Friday, September 5, 2008
Wednesday, September 3, 2008
Had a viewing party yesterday for the premiere of the new 90210.
5 REASONS WHY IT'S BETTER THAN THE ORIGINAL
1. More of what makes TV drama so wonderful: swearing, sexual innuendo, blowjobs
2. Feisty drunk grandma is feisty. And drunk
3. Noveau David Silver character much, much hotter than original
4. Girl who plays Naomi has same haircut as Naomi in Showgirls
5. Rather than basketball player or political militant swathed in kente cloth,* sole black character gets to play stupid rich kid, like everybody else
5 REASONS WHY WE SHOULD HAVE LEFT IT ALONE
1. Females so thin they look like Blythe dolls
2. Parents way too young/hot.

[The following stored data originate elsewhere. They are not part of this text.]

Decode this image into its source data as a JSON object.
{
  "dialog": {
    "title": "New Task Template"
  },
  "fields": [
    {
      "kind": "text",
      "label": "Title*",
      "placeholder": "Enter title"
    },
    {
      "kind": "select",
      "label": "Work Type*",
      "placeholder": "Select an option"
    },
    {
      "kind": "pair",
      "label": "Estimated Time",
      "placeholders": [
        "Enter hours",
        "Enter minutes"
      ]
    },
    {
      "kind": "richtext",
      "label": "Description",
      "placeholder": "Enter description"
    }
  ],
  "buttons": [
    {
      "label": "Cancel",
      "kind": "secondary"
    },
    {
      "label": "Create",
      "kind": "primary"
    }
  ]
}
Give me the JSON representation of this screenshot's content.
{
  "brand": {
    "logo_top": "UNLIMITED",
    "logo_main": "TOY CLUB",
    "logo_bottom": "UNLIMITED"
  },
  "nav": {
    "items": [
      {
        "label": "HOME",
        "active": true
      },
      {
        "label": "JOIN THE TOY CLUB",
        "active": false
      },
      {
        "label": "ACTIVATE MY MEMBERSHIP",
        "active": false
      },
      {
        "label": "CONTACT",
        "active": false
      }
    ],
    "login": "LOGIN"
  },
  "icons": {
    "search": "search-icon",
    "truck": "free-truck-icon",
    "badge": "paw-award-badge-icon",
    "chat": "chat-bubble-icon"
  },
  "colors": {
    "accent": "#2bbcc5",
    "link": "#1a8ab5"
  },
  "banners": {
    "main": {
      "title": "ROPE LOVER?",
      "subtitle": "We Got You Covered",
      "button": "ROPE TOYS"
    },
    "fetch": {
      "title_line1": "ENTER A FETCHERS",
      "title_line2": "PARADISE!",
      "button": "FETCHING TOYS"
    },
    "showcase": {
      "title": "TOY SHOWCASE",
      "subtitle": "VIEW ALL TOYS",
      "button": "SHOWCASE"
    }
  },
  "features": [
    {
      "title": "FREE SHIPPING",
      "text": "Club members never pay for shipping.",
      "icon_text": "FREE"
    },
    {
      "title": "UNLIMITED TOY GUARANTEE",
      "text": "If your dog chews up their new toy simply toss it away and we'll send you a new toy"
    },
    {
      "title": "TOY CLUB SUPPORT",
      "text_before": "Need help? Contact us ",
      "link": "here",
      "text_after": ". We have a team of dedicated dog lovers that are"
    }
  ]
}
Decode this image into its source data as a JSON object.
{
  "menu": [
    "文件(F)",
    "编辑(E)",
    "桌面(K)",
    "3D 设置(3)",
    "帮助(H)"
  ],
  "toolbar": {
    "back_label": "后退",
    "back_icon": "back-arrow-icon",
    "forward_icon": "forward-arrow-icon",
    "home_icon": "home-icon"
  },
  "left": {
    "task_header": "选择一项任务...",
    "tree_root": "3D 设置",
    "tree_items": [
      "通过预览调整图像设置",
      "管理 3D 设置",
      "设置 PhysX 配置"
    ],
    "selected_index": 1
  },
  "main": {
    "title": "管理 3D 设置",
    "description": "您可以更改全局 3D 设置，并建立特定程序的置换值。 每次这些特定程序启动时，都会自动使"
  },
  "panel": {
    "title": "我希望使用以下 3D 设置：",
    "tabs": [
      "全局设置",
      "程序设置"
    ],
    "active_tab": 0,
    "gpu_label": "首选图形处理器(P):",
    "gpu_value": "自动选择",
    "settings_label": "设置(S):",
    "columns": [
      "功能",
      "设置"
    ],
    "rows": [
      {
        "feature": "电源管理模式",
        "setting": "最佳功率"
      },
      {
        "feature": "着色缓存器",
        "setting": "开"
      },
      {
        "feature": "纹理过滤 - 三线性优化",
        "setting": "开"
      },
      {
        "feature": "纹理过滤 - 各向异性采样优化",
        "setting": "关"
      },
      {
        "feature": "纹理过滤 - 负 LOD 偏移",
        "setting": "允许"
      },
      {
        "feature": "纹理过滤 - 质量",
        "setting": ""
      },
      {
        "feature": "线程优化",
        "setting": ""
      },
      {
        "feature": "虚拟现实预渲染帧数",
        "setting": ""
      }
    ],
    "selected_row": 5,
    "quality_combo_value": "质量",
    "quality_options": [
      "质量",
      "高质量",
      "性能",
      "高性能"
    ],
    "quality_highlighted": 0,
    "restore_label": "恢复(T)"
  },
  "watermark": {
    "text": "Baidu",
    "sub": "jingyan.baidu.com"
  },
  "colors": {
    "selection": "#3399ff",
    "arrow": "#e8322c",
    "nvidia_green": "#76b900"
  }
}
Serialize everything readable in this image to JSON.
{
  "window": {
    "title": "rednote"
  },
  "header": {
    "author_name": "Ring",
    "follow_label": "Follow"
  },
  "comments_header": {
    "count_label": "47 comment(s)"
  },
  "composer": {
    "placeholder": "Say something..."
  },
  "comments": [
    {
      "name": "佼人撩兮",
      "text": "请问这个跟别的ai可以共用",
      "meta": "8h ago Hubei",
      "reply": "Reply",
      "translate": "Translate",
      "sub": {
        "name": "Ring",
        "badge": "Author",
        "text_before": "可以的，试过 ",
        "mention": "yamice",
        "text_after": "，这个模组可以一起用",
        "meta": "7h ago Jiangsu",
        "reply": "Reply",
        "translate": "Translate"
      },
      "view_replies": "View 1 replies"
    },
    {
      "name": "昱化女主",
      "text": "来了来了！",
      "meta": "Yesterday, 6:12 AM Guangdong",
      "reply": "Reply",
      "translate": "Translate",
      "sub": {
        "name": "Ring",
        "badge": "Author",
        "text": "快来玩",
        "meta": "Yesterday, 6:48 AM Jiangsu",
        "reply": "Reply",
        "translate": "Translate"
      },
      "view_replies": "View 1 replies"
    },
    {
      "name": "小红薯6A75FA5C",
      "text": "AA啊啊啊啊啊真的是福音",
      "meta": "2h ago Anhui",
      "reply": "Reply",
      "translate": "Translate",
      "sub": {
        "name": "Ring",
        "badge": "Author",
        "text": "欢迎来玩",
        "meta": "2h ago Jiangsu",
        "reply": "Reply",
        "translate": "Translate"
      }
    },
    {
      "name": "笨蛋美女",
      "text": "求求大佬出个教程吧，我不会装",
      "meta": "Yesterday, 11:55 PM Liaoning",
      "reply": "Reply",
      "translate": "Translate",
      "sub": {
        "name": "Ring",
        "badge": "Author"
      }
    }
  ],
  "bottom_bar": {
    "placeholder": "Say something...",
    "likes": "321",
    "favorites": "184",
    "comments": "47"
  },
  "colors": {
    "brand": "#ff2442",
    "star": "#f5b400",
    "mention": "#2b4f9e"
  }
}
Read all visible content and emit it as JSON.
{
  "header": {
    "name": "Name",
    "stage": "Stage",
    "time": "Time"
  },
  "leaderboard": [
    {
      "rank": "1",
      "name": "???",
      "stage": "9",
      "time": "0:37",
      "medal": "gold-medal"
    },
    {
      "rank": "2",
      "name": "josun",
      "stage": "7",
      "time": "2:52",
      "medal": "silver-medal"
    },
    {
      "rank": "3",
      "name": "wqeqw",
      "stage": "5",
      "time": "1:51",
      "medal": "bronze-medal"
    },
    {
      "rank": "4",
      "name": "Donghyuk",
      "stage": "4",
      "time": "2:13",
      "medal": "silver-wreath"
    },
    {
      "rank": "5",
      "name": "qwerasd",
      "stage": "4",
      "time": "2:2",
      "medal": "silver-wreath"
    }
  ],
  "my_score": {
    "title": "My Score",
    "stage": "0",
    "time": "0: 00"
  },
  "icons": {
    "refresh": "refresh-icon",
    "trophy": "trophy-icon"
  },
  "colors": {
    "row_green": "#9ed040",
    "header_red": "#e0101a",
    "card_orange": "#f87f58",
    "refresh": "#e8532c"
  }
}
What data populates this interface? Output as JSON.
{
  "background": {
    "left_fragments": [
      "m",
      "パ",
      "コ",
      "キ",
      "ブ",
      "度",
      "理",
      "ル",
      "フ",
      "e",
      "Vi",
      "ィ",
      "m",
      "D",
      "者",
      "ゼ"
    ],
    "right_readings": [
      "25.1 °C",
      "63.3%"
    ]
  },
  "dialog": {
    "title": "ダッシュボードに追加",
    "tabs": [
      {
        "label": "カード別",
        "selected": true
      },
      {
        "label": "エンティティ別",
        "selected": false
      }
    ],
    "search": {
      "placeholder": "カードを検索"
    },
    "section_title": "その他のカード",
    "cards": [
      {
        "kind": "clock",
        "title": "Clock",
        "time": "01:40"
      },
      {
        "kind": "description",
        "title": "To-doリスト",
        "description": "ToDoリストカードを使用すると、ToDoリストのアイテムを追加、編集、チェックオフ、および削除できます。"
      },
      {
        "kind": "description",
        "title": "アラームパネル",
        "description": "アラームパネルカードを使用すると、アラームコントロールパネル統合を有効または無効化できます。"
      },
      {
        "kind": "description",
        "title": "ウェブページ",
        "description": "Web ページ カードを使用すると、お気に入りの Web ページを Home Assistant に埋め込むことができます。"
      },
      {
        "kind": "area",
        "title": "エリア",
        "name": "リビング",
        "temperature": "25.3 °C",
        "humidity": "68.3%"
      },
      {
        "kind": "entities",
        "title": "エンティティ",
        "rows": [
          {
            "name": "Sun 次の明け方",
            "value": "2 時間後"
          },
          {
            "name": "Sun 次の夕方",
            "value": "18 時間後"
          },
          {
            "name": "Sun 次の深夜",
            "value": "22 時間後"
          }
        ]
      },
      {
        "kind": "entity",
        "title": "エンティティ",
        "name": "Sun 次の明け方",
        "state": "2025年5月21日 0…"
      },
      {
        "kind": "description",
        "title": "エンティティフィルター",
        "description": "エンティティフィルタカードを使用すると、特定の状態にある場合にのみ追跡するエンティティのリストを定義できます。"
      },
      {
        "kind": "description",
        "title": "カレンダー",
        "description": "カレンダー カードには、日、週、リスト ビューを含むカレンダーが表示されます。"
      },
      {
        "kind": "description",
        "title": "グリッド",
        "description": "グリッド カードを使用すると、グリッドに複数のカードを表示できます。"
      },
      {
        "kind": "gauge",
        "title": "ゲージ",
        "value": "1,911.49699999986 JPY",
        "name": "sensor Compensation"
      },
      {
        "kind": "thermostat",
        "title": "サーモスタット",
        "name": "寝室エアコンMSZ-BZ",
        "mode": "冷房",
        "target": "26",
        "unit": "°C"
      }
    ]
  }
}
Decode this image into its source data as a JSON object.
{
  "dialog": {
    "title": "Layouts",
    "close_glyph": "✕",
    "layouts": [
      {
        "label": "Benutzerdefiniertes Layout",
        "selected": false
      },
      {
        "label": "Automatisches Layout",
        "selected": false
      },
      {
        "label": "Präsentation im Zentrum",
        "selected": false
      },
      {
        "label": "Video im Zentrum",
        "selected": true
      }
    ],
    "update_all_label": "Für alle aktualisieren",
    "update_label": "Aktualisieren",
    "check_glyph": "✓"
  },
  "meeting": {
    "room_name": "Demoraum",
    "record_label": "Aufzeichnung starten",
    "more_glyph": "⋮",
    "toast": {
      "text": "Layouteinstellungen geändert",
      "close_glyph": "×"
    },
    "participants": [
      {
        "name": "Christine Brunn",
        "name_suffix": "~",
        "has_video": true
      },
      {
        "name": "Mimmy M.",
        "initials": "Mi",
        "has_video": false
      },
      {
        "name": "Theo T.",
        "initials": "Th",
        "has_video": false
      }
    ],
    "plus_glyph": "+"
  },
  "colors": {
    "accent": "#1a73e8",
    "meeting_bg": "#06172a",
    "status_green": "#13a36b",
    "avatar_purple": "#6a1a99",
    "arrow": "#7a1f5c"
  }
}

Carol & Jim let Bran and Bren get away with shit real parents never would but at least they looked the part
3. Brenda character is adorably clumsy/goofy charming a la Terri Hatcher in Desperate Housewives. Oops! I tripped! Aren't I adorable? Look, I don't care if you throw yourself down 5 flights of steps and spill Dr. Pepper on the Pope. I'm never going to buy that a stunning 5'10 chick with long silky hair and perfectly straight teeth is a social outcast. It's geek blackface, it's offensive, and I'm not buying it
4. Real Brenda keeps smiling. On anyone else this would be pleasant but on Ms. B it's unnerving. Is it in her new contract? Bad Botox?
5. Still not clear on who's supposed to be Dylan. The guy in the French cuffs? Ethan the cheater? That guy's a yo-yo.